As these initiatives are implemented, apparel retailers should integrate performance metrics in each channel to gain an omnichannel view of their effects. Doing so will enable retailers to understand the comprehensive business impact and compare how transaction composition, frequency, and size differs when customers use different purchasing services. This insight can inform the most optimal implementation of the programs. For example, a retailer could discover that an in-store pick-up offering leads to smaller transaction sizes for some stores due to a decline in impulse buys. In this case, the retailer may want to test options for mitigating this effect, for example whether a purchase threshold for the service helps prevent the decrease in units per transaction.
4. Customized In-Store Experience Through Mobile Technologies
In 2015, more apparel retailers will employ in-store technologies that facilitate a more personalized and convenient shopping experience for their customers.

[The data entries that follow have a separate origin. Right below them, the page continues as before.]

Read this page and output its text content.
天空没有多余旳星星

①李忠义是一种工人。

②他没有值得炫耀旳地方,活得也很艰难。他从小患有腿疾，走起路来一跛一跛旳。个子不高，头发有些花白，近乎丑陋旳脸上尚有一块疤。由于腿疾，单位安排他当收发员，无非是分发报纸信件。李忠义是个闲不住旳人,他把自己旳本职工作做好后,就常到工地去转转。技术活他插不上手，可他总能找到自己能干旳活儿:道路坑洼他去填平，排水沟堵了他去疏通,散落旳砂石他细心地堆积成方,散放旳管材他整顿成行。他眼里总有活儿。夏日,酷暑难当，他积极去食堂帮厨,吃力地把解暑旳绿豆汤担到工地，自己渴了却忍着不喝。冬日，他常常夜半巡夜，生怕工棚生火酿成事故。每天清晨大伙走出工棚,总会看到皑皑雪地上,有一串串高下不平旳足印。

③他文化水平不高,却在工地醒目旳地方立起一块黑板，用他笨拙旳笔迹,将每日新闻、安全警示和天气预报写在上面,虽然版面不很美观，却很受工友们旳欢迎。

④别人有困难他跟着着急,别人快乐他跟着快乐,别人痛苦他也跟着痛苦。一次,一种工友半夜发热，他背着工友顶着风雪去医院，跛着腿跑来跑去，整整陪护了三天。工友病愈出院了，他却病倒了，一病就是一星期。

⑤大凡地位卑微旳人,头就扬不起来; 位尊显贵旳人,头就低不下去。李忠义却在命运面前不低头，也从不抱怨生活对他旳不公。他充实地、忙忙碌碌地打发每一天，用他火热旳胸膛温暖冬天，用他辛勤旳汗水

Several leading apparel retailers such as Lord & Taylor have already invested in innovative technologies and improved mobile applications that enable direct communication with customers (e.g., product recommendations, reviews, personalized offers, etc.) via mobile push notifications while they shop.

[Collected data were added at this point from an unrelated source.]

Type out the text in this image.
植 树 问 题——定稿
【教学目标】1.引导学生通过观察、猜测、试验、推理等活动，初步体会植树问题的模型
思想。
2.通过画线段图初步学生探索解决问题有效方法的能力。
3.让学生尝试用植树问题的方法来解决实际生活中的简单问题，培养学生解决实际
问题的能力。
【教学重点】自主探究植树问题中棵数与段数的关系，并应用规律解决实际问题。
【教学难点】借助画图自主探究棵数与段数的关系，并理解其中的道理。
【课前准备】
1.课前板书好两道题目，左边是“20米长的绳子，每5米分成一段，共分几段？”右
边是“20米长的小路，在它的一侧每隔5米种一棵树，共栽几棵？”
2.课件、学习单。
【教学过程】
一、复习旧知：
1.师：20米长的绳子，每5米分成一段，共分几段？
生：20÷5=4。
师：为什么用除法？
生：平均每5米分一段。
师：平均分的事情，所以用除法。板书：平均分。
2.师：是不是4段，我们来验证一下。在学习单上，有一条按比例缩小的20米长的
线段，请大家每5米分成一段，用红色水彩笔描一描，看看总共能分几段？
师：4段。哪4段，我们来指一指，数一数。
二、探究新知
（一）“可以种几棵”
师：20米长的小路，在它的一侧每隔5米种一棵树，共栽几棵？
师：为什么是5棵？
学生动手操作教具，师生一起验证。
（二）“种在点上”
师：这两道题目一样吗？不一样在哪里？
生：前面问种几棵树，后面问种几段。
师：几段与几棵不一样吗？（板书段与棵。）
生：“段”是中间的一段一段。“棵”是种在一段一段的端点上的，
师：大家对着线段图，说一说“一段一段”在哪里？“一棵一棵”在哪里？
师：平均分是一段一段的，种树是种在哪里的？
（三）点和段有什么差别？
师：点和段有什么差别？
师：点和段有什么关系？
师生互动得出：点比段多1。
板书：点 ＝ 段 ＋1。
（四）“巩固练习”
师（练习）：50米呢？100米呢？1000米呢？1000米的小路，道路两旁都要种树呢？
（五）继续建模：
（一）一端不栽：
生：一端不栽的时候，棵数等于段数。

Given that half of consumers indicate the desire to use mobile services while shopping in a store, these capabilities promise to improve customer engagement with the brand and spur incremental purchases. Since customers will be able to navigate the store more easily, companies can potentially rationalize labor hours without hindering sales. As retailers invest in these new technologies, the most successful will be those that experiment with the volume of notifications per visit, message content, and beacon placement to determine the strategies that optimize consumer engagement and drive profitable sales.
5. Adoption Of Inventory Management Technology
While RFID is not new, apparel retailers are beginning to adopt the technology to gain a competitive edge in the “fast fashion” world by utilizing real time inventory data. Zara recently committed to employing RFID chips in each of its stores and has since cited several improvements including more accurate and efficient inventory tracking and faster product replenishment. Retailers can derive even more value from the devices by incorporating the SKU-level location information into their data analytics processes.
Leveraging refined inventory tracking in tandem with transactional data enables retailers to perform new types of insightful analyses. For instance, retailers can respond quickly to purchasing trends by re-allocating excess inventory to stores with higher sell-through rates, maximizing the opportunity and space to sell new products at full price. Further, this data provides more accurate and real-time quantification of previously unreliable information such as shrink, which can be used to quantify the impact of related initiatives. For example, an apparel retailer testing new shrink-reduction methods and technologies can measure the effectiveness of the initiative based on a much clearer and immediate measure of its benefits.
In 2015, consumers will demand a shopping experience that provides appealing personalized offers, and is seamless, convenient, and consistent across channels. As apparel retailers innovate to drive customer engagement and attract new customers, organizations will benefit from using their data to measure the effectiveness of the new initiatives they introduce.